Paul believed that his own experience as well as that of his followers verified the Announcement he proclaimed, this gospel of the mystery of God, uniquely revealed to him. He is adamant that he received his extraordinary personal revelations directly from Christ, swearing to his followers, “In what I am writing you, before God, I do not lie!” (Galatians 1:20). He even went so far as to place a curse on himself, or anyone else, who would dare to change his message, or depart from it. Paul also regularly appealed to the specific ecstatic spiritual experiences of his followers, who he believed had been “joined to the Lord, having become one Spirit with him.”
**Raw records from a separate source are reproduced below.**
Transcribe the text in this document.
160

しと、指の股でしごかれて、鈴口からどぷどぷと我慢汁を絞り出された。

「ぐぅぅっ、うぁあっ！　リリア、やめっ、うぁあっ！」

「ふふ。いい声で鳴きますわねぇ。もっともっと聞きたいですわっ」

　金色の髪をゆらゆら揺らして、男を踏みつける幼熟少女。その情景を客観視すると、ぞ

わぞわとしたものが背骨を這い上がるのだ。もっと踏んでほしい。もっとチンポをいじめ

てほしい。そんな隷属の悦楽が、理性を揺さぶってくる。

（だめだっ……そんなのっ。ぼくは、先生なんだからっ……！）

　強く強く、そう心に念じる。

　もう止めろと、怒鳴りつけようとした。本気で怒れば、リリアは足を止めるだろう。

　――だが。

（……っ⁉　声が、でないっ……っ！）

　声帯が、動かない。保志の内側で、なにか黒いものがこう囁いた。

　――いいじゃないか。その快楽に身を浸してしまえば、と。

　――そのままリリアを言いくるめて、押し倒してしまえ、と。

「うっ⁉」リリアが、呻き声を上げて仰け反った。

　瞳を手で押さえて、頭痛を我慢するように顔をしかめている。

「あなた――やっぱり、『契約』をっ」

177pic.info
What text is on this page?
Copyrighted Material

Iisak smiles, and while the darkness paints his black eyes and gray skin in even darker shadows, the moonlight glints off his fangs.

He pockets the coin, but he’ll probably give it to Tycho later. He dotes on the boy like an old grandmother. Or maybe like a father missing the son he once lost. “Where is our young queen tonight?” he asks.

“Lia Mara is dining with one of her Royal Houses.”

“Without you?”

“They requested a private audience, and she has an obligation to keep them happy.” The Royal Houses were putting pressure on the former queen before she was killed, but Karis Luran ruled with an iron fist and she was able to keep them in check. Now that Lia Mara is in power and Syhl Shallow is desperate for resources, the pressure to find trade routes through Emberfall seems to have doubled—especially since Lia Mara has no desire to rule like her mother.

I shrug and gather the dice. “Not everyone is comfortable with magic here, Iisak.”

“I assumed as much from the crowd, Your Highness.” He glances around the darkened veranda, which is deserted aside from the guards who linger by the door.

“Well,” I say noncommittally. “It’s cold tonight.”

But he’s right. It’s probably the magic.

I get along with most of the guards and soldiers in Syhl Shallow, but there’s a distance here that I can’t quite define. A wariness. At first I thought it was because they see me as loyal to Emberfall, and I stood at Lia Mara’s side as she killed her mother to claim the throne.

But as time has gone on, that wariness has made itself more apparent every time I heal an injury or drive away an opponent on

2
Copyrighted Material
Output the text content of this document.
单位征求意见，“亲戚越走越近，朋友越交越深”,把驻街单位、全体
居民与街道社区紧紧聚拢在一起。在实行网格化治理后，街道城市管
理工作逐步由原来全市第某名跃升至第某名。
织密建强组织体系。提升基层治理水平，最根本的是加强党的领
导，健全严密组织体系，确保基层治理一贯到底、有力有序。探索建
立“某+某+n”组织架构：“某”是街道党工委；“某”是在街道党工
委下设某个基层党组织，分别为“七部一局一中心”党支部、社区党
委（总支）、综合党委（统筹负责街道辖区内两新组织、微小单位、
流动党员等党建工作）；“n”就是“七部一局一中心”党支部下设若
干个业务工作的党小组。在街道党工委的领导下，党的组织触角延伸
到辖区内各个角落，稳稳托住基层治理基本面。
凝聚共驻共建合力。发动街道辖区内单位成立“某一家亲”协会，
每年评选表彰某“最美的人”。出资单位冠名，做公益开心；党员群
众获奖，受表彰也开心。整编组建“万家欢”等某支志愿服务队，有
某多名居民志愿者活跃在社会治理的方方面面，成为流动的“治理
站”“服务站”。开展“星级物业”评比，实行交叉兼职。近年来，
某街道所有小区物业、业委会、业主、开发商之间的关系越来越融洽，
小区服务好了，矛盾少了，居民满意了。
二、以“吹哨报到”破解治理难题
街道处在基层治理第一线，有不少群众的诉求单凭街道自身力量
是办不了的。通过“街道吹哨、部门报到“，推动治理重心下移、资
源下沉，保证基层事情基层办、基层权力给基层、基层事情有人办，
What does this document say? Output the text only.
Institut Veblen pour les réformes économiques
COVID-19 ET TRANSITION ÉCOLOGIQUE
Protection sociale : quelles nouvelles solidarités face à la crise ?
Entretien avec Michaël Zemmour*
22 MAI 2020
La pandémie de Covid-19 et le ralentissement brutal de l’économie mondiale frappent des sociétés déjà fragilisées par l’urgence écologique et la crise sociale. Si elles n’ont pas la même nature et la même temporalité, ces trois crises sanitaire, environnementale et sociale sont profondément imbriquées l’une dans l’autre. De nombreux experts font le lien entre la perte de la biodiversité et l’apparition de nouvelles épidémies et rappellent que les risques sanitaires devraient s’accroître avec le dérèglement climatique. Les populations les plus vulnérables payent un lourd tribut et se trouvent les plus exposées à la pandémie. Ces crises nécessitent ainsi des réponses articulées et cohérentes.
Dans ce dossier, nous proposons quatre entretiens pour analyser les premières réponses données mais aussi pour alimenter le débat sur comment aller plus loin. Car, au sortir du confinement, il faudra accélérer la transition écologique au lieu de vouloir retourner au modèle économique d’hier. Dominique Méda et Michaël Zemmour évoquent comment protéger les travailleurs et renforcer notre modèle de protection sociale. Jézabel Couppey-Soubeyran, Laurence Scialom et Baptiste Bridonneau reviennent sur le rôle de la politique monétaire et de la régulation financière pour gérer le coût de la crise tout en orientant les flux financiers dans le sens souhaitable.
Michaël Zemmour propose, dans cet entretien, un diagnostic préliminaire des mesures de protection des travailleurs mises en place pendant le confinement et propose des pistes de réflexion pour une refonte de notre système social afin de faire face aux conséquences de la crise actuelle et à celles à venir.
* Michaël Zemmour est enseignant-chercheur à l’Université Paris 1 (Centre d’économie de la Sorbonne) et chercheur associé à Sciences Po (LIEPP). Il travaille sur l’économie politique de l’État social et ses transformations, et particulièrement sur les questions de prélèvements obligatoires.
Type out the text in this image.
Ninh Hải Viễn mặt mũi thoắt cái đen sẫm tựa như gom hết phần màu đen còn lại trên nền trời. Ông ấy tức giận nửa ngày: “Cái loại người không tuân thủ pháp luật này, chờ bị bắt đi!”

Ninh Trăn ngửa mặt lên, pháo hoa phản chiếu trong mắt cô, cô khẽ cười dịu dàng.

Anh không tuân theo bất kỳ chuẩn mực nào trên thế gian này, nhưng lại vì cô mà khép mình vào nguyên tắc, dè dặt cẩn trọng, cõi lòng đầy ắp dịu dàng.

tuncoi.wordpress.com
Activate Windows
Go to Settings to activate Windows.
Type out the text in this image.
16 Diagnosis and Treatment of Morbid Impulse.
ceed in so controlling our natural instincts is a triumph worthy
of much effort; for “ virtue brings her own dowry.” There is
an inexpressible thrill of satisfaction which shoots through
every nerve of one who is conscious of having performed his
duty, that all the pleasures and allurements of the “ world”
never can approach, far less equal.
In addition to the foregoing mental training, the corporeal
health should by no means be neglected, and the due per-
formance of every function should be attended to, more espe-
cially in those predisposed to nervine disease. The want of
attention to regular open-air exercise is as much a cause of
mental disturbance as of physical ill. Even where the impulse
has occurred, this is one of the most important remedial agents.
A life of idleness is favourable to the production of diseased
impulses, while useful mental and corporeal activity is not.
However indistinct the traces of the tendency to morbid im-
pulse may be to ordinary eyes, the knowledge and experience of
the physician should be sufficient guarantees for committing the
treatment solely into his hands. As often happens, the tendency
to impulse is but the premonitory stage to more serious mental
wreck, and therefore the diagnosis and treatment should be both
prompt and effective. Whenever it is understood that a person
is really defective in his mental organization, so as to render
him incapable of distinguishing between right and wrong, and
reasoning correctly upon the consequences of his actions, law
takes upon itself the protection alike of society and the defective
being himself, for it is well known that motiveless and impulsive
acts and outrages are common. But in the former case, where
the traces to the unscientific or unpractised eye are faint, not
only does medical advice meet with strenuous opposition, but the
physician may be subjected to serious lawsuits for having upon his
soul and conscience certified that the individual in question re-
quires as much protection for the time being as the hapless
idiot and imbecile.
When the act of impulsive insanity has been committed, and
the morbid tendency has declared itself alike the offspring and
In the following chapter we will see the radical implications of these shared spiritual experiences. For Paul, being “united with Christ” was not merely a metaphor expressing solidarity and unity of faith but an experiential reality that he and his followers relied upon as evidence of their salvation. As we will see, baptism was not merely a symbolic water purification ritual but a means to achieve direct possession of the Spirit of Christ. Those so united with Christ, through being possessed of his Spirit, became one spiritual “body” with him and were spiritually sustained by eating the flesh and drinking the blood of Christ through the Eucharistic meal of bread and wine. This transformation of the Jewish rituals of water purification and the blessing of God for bread and wine took Paul and his followers far afield from the practices of Jesus and his first followers and would have been viewed as shockingly pagan by James and the leaders of the Jerusalem church.
SIX
A MYSTICAL UNION
WITH CHRIST
What does it mean to be “in Christ”? I don’t mean believing in Jesus in the sense of having faith in Christ, but literally being in Christ. The phrase might be familiar to readers of the New Testament or to churchgoers, but what does it mean and where did it come from? The Hebrew Bible speaks often about believing and trusting in God, but never about being in God, and Jews don’t talk about being in Abraham, Moses, or any of the Prophets.1
The phrase “in Christ” belongs exclusively to the thought world of Paul and he uses it more than fifty times in his genuine letters.2 It is never used in the New Testament Gospels, either by Jesus or anyone talking about Jesus. That alone should give us pause. No matter how familiar the phrase might be, or what we think we might understand about it, we need to first hear the words of Paul in the context in which he uses them. As we will see, Paul’s concept of being in Christ is a key to understanding his view of what it meant to be a Christian.3 It is the underpinning of his teaching about God creating a new heavenly family of glorified Spirit-beings and it forms the basis of the experiences he and his followers were convinced showed that they were dealing directly with Christ as a living Spirit-being.
I have often thought of my task as a historian as trying to make the familiar strange and the strange familiar. It is all too easy to think that we understand some aspect of the past when in reality we are more likely looking through the tint of our modern assumptions. If we can distance ourselves in order to see the ways in which the past is strange to us, then we have a chance to understand it in a new and more authentic way.
One of my professors in graduate school at the University of Chicago once said to us, “If you had a time machine and traveled back to Greece in the first century A.D., dropping in to observe a gathering of a cell group of Paul’s followers meeting in Corinth, don’t assume you would have even the slightest idea of what was going on.” At that time I thought he was exaggerating for effect but my decades of research in the history of ancient religions has convinced me that his was an understatement.